I really did not want to get out of bed this am. Do I ever? I am still not an am person and never will be. I dragged myself out of bed because I figured it would put me in a different mood today. I have noticed that I am in a better mood when I get up and work out. I am sure endorphins have something to do with it, but it also stems from the fact that if I miss a workout, I then beat myself up about it for the rest of the day which puts me in a bad mood. So I dragged myself out of bed and did my full hour workout and had a great day. I am tired from getting up this am, of course, but it was well worth it. I will make a point of doing it again tomorrow. I am trying to get back to the habits I had in March when I was working out all of the time and felt the best. One of the habits I had was to list a few things each day for which I am thankful. (Came from the Happiness Project, I think it was called. It is supposed to make me more thankful and positive. It actually works.) What am I thankful for today? 1. Having a wonderful fulfilling marriage. I am so lucky. 2. Alarm clocks to get me out of bed at 4:45a. 3. Itch cream. My finger still itches like crazy.
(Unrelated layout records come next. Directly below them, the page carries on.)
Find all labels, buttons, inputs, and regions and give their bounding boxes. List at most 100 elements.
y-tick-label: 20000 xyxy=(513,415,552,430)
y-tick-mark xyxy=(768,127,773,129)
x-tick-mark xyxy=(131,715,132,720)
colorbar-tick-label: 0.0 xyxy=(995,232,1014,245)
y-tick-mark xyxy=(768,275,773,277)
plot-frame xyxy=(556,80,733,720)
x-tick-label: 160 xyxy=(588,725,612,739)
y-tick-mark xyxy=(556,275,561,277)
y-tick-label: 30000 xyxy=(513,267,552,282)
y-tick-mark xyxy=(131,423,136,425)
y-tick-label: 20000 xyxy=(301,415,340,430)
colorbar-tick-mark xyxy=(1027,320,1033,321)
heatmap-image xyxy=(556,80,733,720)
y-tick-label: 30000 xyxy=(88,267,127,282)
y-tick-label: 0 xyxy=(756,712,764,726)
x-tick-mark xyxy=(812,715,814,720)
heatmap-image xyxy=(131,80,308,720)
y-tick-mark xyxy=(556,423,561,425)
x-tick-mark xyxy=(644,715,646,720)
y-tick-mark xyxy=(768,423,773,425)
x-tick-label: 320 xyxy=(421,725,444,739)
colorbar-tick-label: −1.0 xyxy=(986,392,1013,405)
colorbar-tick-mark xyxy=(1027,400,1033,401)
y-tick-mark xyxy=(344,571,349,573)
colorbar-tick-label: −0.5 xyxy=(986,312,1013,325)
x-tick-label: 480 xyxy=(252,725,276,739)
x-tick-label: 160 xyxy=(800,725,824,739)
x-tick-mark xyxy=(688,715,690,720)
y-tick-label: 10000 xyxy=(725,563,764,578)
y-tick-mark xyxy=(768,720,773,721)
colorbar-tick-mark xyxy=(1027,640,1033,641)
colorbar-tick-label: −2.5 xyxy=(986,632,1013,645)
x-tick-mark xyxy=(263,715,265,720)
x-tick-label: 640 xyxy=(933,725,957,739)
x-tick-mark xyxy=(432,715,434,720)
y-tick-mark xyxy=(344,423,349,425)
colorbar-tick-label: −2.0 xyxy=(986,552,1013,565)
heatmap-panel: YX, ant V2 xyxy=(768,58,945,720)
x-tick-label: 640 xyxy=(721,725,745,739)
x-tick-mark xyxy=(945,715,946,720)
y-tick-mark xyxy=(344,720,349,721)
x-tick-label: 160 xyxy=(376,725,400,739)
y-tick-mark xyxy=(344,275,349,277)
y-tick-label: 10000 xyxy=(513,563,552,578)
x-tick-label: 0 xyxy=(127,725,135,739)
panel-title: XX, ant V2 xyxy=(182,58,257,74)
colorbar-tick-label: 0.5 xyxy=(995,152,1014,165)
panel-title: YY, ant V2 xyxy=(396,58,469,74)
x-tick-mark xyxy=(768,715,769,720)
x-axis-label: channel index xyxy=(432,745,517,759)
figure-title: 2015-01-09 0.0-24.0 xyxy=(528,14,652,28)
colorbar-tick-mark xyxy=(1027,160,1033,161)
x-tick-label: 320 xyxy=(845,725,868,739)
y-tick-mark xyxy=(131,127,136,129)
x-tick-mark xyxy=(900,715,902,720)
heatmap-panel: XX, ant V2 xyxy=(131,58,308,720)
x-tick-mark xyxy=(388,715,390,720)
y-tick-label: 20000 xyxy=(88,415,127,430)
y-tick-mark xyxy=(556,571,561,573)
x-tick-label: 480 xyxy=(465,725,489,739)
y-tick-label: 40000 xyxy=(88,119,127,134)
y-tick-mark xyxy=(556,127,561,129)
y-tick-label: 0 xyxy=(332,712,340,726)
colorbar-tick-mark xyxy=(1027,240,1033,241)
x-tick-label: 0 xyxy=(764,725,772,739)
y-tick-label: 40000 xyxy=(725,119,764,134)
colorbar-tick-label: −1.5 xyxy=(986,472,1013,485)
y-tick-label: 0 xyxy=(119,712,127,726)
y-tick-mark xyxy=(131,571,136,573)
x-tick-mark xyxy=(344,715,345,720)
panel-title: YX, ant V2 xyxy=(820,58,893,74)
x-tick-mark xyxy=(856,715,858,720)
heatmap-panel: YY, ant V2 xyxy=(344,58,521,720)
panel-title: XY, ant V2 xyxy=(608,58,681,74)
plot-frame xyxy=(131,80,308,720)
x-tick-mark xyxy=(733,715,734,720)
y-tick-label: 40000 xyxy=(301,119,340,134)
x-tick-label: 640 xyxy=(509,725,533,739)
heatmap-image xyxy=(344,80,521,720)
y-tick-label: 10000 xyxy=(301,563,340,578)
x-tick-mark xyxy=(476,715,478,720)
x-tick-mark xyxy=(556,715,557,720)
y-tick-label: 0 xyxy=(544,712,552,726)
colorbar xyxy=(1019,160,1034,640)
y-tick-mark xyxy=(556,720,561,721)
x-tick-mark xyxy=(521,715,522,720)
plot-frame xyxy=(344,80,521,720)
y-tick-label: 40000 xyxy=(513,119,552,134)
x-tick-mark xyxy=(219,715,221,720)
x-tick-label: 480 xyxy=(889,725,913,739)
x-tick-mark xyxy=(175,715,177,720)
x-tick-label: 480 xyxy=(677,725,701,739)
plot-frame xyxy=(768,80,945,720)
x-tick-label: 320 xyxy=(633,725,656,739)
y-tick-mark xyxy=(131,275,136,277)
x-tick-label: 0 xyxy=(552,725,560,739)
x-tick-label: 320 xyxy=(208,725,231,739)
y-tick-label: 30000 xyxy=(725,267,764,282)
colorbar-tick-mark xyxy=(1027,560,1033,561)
It was making me insane at the gym this am. I put more on when I got home. It was a bit better. Hopefully my finger will be completely better tomorrow. I am tired of a swollen finger. It is not just the swelling. I am tired of the itching.
It rained today and it was my favorite kind of rain. It was a short 20 minute downpour during a major thunderstorm. The sky got dark; there was a ton of thunder and lightning. I loved every minute of it. I love the spring and summer.
I managed to avoid weighing myself today. I am so tempted to see if I am back down again after gaining 3.5 pounds in three days. I refuse. I did catch my reflection in the mirror at the gym when I was leaving today. It was just a glimpse, but my thighs do not look as fat as I thought. It surprised me.